İşte akılcılık (rasyonalizm) bunu önler. İnsanı çalışmaya teşvik eder.

Akılcılık, dönüşümün/değişimin sinyalleridir. Günümüzde ve tarih boyunca daima miskinliğin tehdidi altındadır.

Dinsel veriler, her şeyden önce kişinin iç dünyasını aydınlatmak ve öte yaşamın tedbirlerini anlatmak için gelmiştir. Bedenini bu bakış açısıyla bir yerlerde görmek isteyen insanın, dini algıları tanıması ve bunlarla kendini donatması, inançlarıyla huzurlu bir yaşama kavuşması, aklı sayesinde mümkün olur.

Bu şekilde Allah’ın buyruklarını dikkâte alır. Sorumlulukla yaşayan, önünü görmek isteyenler bu çağrıya uyar.

Çünkü sistemin kaynağı ‘Din’ dir.

Akıl, içinden gelen ‘Sen sadece bana inan, benim dediklerimi yap, kararları bana bırak, o kadar ‘ diyen şeytana ‘dur’ demeyi çok iyi bilir.

Gelenek, töre veya buna benzer olguları dışlar.

İnsanlığın gelişimi ve zafere ulaşması ‘eleştirel bir akla’ sahip olmasıyla mümkündür. Eleştirilemeyen, tartışılamayan, örtülü halde bulunan bir zihniyete sahip olabilen kişi ise kafasına koyduğu her şeyi yapar. Ne var ki bu tür davranışları sisteme uymaz. Sistemi kaale almayanın bir yerlere varması beklenmemelidir.

Korku, aklın ürünüdür. Vicdan da aklın kaynağıdır. Akıl, varlığını bu pınardan alır. Vicdan, aklı denetler, aklın örtüldüğü, işe yaramadığı anlarda devreye girerek isyanları bastırır.

Ona eğriyi doğruyu, yanılgıya düştüğü yerleri gösterir. Akıldan hesap soracak yegâne boyut/kavram budur.

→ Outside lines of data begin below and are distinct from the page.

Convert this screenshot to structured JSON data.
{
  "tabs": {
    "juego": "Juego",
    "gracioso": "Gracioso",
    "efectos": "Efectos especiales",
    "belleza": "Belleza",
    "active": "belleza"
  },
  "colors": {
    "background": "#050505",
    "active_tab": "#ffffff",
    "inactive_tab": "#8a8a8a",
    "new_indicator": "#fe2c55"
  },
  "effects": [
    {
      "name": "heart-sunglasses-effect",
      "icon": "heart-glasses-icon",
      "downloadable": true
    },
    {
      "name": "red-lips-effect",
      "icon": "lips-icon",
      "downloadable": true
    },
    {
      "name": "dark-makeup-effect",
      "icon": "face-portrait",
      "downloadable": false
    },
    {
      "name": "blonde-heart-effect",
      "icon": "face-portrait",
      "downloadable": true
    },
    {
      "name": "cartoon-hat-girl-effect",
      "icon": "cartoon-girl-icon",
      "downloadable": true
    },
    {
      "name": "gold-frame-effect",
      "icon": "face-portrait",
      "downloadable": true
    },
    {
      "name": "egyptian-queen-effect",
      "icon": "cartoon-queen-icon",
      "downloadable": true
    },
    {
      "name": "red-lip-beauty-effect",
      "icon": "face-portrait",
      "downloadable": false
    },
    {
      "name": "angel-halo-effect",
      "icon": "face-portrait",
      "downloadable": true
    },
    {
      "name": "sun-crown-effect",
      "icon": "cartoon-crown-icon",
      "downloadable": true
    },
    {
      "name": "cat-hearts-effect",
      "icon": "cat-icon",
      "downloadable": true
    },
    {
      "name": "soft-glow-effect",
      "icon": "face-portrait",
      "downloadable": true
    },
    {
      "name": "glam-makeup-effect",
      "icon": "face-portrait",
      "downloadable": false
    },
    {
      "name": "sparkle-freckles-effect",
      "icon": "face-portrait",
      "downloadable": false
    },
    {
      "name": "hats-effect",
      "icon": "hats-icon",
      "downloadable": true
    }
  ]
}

Vicdanı zorlayan her oluşum, bilinmeli ki akılsızlığın ürünüdür.

İnsanoğlu, sistemin acımasızlığından sadece aklın sayesinde kurtulabilir.

İşte Allah Rasulü Hz. Muhammed’in (s.a.v)  Ümmetim kıyamete doğru yetmiş üç fırkaya bölünecek,  sadece biri kurtuluşa erecektir.’  sözünün büyüklüğü buradadır.

Kısacası, bu uyarı; aklını kullanıp sistemi değerlendiren kurtuluşa erecektir, anlamına gelir.

Böylece insanoğlu, refaha, mutluluğa ve huzura ulaşacaktır.

Düşünüp kendimize bir bakalım ve otokritik yapalım.

Acaba sorunlarımızın çözümünü akılla mı, yoksa duygularımızla mı yapıyoruz?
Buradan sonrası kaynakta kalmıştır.